Step-by-Step Instructions for Christmas Toffee Crunch Cake
  1. Preheat your oven to 350°F (175°C). Grease two 9-inch round cake pans with unsalted butter and dust with flour.
  2. In a large mixing bowl, cream together 1 cup of softened unsalted butter and 1 ¾ cups of granulated sugar for about 3-5 minutes.
  3. Add four large eggs one at a time, mixing well after each addition.
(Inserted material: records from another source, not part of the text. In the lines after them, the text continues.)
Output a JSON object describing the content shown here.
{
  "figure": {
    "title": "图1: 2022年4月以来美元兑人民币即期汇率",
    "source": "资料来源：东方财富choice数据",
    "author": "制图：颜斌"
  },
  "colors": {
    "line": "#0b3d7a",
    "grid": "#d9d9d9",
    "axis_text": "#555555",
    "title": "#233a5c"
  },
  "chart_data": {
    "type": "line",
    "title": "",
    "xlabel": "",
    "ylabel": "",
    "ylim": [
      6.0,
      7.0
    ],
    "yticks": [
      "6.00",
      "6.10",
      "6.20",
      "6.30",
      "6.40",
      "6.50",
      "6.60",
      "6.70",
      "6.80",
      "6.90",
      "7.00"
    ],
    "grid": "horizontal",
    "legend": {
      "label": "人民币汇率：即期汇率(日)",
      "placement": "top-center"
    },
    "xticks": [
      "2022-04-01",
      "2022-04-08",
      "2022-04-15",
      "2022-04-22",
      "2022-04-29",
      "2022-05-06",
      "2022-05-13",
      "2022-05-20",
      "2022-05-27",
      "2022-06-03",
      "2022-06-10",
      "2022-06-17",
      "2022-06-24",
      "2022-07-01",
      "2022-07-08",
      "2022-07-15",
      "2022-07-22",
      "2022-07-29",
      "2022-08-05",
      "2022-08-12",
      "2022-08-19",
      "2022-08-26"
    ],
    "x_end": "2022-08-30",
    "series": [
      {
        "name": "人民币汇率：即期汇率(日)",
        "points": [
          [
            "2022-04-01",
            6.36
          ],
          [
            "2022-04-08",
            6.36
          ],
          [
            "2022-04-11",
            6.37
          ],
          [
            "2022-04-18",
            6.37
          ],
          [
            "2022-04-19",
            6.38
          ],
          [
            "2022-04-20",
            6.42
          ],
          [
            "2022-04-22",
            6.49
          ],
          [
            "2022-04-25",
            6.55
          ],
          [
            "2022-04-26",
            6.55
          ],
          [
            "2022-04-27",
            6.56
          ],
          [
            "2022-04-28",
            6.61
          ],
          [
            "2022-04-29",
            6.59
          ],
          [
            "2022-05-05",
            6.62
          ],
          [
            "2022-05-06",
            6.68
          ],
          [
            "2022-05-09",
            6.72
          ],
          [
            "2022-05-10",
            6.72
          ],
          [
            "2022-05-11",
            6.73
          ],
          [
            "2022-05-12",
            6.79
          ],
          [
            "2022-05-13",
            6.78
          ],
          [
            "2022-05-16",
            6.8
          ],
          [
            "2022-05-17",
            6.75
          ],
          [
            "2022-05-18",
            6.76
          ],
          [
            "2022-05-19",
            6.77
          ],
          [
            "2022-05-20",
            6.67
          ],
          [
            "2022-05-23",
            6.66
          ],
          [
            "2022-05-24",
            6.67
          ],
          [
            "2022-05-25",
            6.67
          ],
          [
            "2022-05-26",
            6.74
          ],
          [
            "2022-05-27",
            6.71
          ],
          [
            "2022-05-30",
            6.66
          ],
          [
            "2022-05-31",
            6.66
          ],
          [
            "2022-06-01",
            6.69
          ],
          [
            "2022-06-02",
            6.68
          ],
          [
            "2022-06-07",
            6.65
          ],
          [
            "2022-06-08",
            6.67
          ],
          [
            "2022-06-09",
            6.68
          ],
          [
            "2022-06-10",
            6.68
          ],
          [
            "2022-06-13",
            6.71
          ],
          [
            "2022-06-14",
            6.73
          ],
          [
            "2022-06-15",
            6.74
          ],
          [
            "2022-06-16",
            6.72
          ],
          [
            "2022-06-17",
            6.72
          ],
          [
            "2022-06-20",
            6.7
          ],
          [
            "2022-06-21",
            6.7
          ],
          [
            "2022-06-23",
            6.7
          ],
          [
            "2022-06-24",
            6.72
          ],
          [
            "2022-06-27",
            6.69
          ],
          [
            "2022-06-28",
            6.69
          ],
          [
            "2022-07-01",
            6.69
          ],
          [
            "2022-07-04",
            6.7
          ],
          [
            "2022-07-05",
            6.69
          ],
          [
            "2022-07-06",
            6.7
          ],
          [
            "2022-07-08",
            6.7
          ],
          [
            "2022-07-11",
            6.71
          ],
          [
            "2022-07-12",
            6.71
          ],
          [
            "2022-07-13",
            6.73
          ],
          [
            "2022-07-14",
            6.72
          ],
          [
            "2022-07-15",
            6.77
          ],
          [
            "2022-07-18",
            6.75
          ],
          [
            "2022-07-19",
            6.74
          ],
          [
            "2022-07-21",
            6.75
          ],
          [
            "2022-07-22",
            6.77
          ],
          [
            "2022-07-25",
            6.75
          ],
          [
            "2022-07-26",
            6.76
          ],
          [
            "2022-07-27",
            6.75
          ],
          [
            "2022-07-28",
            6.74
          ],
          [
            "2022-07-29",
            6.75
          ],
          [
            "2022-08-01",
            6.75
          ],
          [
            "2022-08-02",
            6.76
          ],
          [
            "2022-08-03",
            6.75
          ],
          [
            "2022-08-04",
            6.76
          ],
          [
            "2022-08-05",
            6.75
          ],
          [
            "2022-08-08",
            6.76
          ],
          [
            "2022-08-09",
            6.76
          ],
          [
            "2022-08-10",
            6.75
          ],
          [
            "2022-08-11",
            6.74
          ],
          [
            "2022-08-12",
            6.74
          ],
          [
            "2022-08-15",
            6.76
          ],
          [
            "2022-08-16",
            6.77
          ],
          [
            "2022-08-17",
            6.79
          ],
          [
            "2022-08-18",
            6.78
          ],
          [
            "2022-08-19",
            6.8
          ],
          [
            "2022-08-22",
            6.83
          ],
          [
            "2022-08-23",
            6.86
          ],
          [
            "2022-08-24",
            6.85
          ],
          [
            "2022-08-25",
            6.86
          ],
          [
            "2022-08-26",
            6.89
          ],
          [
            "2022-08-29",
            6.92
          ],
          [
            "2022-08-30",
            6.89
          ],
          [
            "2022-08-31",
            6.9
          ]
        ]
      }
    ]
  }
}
Then, add 2 teaspoons of pure vanilla extract and blend.
  4. In a separate bowl, whisk together 2 ½ cups of all-purpose flour, 1 teaspoon of baking powder, ½ teaspoon of baking soda, and ½ teaspoon of salt.
  5. Gradually add the dry ingredients to the creamed mixture, alternating with 1 cup of buttermilk, until a smooth batter forms.
  6. Gently fold in 1 cup of toffee bits, 1 cup of chopped pecans, and 1 cup of chocolate chips.
  7. Divide the batter evenly between the two prepared cake pans.
  8. Bake for 25-30 minutes or until golden brown and a toothpick inserted into the center comes out clean.
  9. Let the cakes cool in the pans for about 10 minutes before transferring to wire racks to cool completely.
  10. Place one layer of the cake on your serving platter and spread whipped cream on top. Add the second layer and dust with powdered sugar.

Nutrition

Serving: 1sliceCalories: 400kcalCarbohydrates: 50gProtein: 5gFat: 20gSaturated Fat: 10gPolyunsaturated Fat: 5gMonounsaturated Fat: 5gCholesterol: 60mgSodium: 200mgPotassium: 150mgFiber: 1gSugar: 30gVitamin A: 500IUCalcium: 50mgIron: 1mg

Notes

Ensure ingredients like eggs and butter are at room temperature for a fluffy texture. Measure flour properly to avoid a dense cake and let cake layers cool fully before assembling.